The Dewey Decimal System by Nathan Larson
As torture porn is an established genre of filmmaking, apocalypse porn has come into its own in the last ten years as well. Not simply the end-of-the-world craziness of Mad Max or The Road; more like watching a snuff film starring ourselves. Cloverfield and Time of the Wolf were movies about us, dying. Jonathan Safran Foer's Extremely Loud and Incredibly Close, Rick Moody's The Diviners and David Foster Wallace's short story "The Suffering Channel" were explicit in their subject matter and target: who Americans were before 9/11. Nathan Larson's debut novel The Dewey Decimal System is about what we may become.
A zoned-out former soldier, suffering from some kind of (possibly PTSD-related) amnesia, wakes up in his Manhattan-post-catastrophe home, the New York Public Library on Forty-Second Street. Clearly trying to find or manufacture some kind of order in a city upended into feral wreckage, he's taken on the project of reorganizing the library's entire collection by the elegant but recently disparaged Dewey Decimal System. When he's not stacking and categorizing millions of books, he's an on-call problem-solver for New York's District Attorney, an office that seems less elected or appointed than self-declared or wrested by guile. No law clerk, Mr. Decimal (the name he's accepted) is a problem solver of the most basic and brutal sort, a job he goes about with the sort of affectless and impersonal smart-assedness we're used to from a Sam Spade or a Mike Hammer character. He does feel things, but because of his amnesia he doesn't know what they mean.
His rigid System is another imposed order on the ruined city left in sinister shambles -- a Manhattan that is more like Samuel Delaney's Bellona than Gotham. An obsessive-compulsive set of rules about directions traveled, items carried, and hand sanitizer, the System obviously hinders his tasks but helps them in unexpected ways too, like any good system should. There is something worrisome in following a hero with a major disability, as the reader can only watch while the protagonist's weakness leads him into bad situations that would otherwise be easy to avoid -- this also makes Mr. Decimal more sympathetic. I was pulling for him to get his act together, even though I know that kind of thing doesn't really happen in pessimistic noir.

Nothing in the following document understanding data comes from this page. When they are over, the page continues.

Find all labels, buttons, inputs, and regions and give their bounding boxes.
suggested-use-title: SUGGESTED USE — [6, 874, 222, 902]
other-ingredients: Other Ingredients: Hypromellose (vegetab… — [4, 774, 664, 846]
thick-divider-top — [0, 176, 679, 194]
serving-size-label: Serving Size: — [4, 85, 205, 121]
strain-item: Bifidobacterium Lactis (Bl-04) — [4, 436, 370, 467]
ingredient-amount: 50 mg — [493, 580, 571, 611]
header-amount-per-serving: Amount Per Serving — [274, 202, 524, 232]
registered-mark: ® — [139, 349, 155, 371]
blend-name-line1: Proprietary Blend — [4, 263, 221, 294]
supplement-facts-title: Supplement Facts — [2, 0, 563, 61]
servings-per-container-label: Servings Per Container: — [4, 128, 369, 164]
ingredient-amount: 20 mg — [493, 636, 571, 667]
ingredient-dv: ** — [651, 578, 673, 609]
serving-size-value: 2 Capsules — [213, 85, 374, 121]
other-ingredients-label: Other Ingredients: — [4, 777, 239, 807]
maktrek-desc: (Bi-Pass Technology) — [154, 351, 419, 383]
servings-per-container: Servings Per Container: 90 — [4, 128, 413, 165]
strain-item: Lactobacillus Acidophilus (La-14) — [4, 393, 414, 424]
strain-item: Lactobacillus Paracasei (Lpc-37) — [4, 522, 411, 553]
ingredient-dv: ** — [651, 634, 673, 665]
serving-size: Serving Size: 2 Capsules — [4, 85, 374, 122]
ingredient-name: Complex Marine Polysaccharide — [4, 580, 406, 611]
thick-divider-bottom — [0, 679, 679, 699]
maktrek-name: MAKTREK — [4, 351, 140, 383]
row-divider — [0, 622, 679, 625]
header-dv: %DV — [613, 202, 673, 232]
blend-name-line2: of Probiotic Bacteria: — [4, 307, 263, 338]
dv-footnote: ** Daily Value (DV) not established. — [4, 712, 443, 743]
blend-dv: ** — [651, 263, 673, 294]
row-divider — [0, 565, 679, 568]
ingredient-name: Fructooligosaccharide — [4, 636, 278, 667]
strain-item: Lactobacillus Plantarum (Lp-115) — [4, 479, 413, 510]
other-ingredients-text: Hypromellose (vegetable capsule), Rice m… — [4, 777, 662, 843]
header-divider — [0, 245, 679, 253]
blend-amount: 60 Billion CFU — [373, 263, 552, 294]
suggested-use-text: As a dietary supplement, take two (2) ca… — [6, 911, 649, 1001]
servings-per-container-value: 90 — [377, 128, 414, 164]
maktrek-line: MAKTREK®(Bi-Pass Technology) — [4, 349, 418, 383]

It's a good thing there's a reason to be sympathetic with the narrator of The Dewey Decimal System, because when he's not fumbling around with basic tasks, he's a stone killer. Raymond Chandler and John D. MacDonald seemed reluctant to have their heroes wantonly kill their obstacles, but Larson lets Decimal shoot his way out of and into all kinds of situations. Again, it's not like the guy gets off on the killing, and even seems to feel bad about it sometimes (sometimes), but while he does have feelings he doesn't seem to know why. He also has that standard detective misanthropy that makes noir fiction so timeless: "I'm being tough on her, but plastic surgery in any amount just makes me want to puke. Call me judgmental, but it indicates a certain set of accompanying goals, fashion choices and behaviors. It's trashy and it means you don't like yourself."
As a hard-boiled guy, Dewey Decimal is fairly subdued, although he has that impossible toughness of the action hero: waking up in a hospital after a major injury and surgery, he walks back out into the wildly violent streets of Manhattan, seemingly with no more handicap than most of us would suffer from a charley horse. But Decimal also gets a few get-out-of-death-free cards dealt to him that after a while seem to be more deus ex machina than luck. It's okay to expect a certain suspension of disbelief in detective fiction, but Nathan Larson really pushes it, and borrows against future satisfying payoffs in the plot that may or may not be worth it.
Part of the convenience of a "near-future" setting is that the author isn't burdened with skeining out whole future timelines and trying to predict a plausible sequence of events. Larson uses this well. There are enough items of immediate recent history that the narrative doesn't seem to be happening too far away, but other clues and casually dropped comments indicate some other major events between today and page one. The ambiguity in details of whatever event changed the world (in The Dewey Decimal System "the world" means New York) lets the mind wander around and try and piece together the exact nature of what happened. Terrorism, domestic or international? An invasion? A plague? A catastrophic industrial accident? Various clues seem to indicate all of these things.
This same ambiguity hovers around the narrator. Like a Murakami hero, his real name is not known to us; it would probably just be clutter. His ethnicity is also a big question mark. He hints at this or that lineage, but since he doesn't remember it doesn't seem to worry him. (This undefined racial background, the major city haunted by mysterious cataclysm, and the fact that people seem to know him before he meets them reminded me a lot of Delany's Dhalgren, although stylistically they are two totally separate beasts.)
The Dewey Decimal System makes good use of a lot of the standards of detective fiction: there's corrupt city officials, vicious gangsters, a dangerous blonde with a mysterious past -- there's even a car chase or two. I think these are tributes to a genre transplanted into an interesting modern setting, even if it leans a little too heavily on post-9/11 weltschmerz.